La fluorescence des nanotubes de carbone dépendent de leurs imperfections

Print E-mail
Technologie - Général
Tuesday, 31 January 2012 19:29

CarbonNanoforms1200x750 .

Les nanotubes de carbone sont des structures tubulaires formées par des atomes de carbone, qui forme une structure très résistante, élastique et a aussi des propriétés étonnantes électrique. Il semble que les deux nanotubes de carbone et le graphène , allotropie carbone et sont destinés à devenir les piliers qui sous-tendent une grande partie de la fabrication de nombreux appareils électroniques qui viennent dans quelques années.

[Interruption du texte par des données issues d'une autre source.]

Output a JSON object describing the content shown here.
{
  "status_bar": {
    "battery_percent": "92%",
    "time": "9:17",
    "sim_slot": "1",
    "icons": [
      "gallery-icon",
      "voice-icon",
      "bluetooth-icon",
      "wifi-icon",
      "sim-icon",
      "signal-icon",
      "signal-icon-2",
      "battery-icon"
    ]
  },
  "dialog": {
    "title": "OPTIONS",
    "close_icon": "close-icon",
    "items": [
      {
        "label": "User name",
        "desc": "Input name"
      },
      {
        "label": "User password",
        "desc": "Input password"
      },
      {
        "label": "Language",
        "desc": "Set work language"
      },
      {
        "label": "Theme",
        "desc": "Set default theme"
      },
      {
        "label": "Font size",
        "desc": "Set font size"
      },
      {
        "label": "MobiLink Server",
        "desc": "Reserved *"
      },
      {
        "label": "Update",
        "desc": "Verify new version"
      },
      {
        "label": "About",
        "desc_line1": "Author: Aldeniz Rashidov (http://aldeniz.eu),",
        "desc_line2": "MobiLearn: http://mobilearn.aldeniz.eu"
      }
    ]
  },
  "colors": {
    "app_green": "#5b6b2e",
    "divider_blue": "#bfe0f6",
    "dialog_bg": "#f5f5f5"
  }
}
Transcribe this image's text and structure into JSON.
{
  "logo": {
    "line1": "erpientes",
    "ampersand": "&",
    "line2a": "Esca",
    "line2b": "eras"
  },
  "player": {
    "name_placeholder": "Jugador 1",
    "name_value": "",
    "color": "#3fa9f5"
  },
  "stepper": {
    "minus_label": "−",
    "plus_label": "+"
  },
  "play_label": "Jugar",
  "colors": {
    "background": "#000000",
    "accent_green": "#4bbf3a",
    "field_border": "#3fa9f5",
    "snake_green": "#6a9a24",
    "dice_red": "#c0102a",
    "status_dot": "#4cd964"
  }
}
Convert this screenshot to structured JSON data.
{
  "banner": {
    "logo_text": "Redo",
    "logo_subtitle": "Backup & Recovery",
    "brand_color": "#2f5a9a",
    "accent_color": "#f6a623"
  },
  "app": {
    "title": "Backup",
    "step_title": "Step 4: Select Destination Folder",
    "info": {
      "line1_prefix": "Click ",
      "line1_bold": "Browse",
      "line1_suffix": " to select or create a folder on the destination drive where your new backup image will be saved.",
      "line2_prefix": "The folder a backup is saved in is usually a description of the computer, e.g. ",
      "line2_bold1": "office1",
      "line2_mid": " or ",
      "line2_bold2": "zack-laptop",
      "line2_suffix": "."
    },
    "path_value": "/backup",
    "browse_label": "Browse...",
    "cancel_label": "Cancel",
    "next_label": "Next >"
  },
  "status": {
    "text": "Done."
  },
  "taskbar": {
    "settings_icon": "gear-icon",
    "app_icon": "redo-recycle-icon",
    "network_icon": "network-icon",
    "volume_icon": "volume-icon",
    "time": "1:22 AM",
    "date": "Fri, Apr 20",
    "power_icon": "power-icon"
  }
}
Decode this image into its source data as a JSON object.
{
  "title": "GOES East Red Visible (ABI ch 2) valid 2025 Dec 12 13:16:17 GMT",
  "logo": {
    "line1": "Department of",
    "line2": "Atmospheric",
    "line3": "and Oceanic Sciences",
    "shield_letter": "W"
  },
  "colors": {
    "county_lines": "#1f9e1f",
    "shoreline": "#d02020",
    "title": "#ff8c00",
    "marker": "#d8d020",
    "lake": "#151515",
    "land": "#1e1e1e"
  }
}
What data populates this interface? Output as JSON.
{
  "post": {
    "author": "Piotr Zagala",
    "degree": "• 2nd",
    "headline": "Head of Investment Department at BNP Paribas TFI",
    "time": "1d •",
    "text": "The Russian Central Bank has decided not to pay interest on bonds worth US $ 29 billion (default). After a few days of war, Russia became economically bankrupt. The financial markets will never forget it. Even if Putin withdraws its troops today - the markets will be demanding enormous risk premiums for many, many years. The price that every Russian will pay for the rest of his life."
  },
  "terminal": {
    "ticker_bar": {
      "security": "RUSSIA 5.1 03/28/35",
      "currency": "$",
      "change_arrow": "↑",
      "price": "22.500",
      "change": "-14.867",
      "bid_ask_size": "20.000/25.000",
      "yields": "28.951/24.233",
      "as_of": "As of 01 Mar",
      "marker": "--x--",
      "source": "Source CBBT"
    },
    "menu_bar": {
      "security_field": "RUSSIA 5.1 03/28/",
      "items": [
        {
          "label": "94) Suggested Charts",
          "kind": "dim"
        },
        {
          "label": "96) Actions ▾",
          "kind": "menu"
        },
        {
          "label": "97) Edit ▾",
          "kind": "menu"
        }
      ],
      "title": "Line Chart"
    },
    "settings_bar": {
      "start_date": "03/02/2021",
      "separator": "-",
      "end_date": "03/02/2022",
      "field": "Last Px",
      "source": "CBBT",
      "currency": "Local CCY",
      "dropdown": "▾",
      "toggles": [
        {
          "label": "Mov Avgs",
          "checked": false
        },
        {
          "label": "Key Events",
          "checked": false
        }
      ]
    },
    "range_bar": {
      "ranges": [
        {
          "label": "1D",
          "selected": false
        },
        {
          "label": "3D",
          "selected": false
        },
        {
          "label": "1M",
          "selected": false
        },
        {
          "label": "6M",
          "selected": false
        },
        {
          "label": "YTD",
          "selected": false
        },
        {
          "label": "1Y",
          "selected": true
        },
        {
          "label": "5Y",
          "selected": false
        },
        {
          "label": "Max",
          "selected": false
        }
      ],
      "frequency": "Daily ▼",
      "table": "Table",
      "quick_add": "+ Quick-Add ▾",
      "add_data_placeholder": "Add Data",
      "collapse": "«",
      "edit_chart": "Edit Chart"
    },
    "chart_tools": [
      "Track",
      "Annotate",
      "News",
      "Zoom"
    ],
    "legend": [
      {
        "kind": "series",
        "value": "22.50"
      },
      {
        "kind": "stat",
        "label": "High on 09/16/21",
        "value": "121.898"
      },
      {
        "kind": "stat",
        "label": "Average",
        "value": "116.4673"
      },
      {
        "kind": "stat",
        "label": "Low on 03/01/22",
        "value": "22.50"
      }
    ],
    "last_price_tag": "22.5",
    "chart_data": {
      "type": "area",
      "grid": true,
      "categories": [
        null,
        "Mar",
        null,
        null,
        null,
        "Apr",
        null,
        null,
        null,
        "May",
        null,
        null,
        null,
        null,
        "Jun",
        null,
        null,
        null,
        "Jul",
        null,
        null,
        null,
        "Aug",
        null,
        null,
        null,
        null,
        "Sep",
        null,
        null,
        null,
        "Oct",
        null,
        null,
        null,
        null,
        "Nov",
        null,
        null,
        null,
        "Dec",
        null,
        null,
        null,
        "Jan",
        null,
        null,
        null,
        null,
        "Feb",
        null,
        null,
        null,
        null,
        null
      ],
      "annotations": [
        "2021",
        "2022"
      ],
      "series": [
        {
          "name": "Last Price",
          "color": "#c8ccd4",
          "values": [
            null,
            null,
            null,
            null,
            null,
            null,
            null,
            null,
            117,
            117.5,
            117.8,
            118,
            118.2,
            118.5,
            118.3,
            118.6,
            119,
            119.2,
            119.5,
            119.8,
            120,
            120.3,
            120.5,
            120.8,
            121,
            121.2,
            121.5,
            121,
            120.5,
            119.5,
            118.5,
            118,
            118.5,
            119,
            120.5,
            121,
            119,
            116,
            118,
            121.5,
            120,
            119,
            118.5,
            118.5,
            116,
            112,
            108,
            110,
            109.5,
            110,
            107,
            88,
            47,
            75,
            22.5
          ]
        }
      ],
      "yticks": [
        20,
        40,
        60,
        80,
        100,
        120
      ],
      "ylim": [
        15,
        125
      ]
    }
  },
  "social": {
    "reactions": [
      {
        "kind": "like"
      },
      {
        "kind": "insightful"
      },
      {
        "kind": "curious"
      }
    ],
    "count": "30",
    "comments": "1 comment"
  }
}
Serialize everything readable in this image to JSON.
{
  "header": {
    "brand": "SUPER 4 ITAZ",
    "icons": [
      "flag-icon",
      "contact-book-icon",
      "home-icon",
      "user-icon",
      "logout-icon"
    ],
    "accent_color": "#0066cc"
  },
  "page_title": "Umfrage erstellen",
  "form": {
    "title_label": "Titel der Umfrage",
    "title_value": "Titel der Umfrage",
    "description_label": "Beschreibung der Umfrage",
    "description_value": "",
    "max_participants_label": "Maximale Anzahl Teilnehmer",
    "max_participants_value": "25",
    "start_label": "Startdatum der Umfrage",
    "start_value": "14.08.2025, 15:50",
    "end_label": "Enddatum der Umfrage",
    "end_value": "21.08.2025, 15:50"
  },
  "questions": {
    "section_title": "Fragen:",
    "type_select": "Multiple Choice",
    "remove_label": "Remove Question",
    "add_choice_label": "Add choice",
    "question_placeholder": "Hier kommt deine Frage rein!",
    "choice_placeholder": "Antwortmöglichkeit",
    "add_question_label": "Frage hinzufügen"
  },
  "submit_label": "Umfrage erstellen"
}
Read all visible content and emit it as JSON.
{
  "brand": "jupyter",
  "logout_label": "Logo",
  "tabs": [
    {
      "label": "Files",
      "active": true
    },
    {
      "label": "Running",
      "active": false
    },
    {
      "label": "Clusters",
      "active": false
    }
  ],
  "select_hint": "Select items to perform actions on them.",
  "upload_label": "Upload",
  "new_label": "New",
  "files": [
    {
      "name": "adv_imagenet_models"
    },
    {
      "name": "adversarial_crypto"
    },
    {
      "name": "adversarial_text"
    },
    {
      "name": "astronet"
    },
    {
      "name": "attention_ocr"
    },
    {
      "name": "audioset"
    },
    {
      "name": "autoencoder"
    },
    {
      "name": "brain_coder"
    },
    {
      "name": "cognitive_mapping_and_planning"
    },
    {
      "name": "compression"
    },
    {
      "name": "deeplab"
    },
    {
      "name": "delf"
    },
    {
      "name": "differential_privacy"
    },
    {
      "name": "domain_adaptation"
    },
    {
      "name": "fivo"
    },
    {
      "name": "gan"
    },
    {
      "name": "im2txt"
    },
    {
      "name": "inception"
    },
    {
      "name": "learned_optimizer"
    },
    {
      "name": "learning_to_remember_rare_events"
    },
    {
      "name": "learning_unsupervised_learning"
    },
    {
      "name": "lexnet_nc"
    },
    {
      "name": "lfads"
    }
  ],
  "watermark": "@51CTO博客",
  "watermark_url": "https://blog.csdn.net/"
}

L' Université Rice a publié une étude intéressante sur les nanotubes de carbone et leurs propriétés fluorescentes

Bruce Weisman , directeur de recherche, a publié un article dans le Journal of the American Chemical Society dans lequel il explique la relation entre la longueur des nanotubes de carbone, leurs imperfections et de la fluorescence de (émettant de la lumière des longueurs d'onde proches l'infrarouge). Comme indiqué par les chercheurs, plus les tubes sont beaucoup plus lumineux que d'autres plus courtes:

Il ya une limite assez bien définie entre la fluorescence et la longueur d'. Plus précisément, la luminosité maximale proportionnelle à la longueur et apparemment, il semblait que les nanotubes ne seraient pas affectés par les imperfections

Toutefois, ce raisonnement était boiteux quand on compare la luminosité de nanotubes de même longueur et a noté qu'il y avait juste quelque chose qui leur a fait penser que, peut-être, défauts dans la structure sont également un facteur influent dans la luminosité. En fait, ces résultats proviennent d'une étude antérieure menée par Weisman, en collaboration avec un ancien élève de grade Leeuw Cherukur Tonya, et un doctorant Dmitry Tsyboulski, qui a travaillé sur l'étude des caractéristiques des nanotubes de carbone 400 formant une structure appelée (10,2).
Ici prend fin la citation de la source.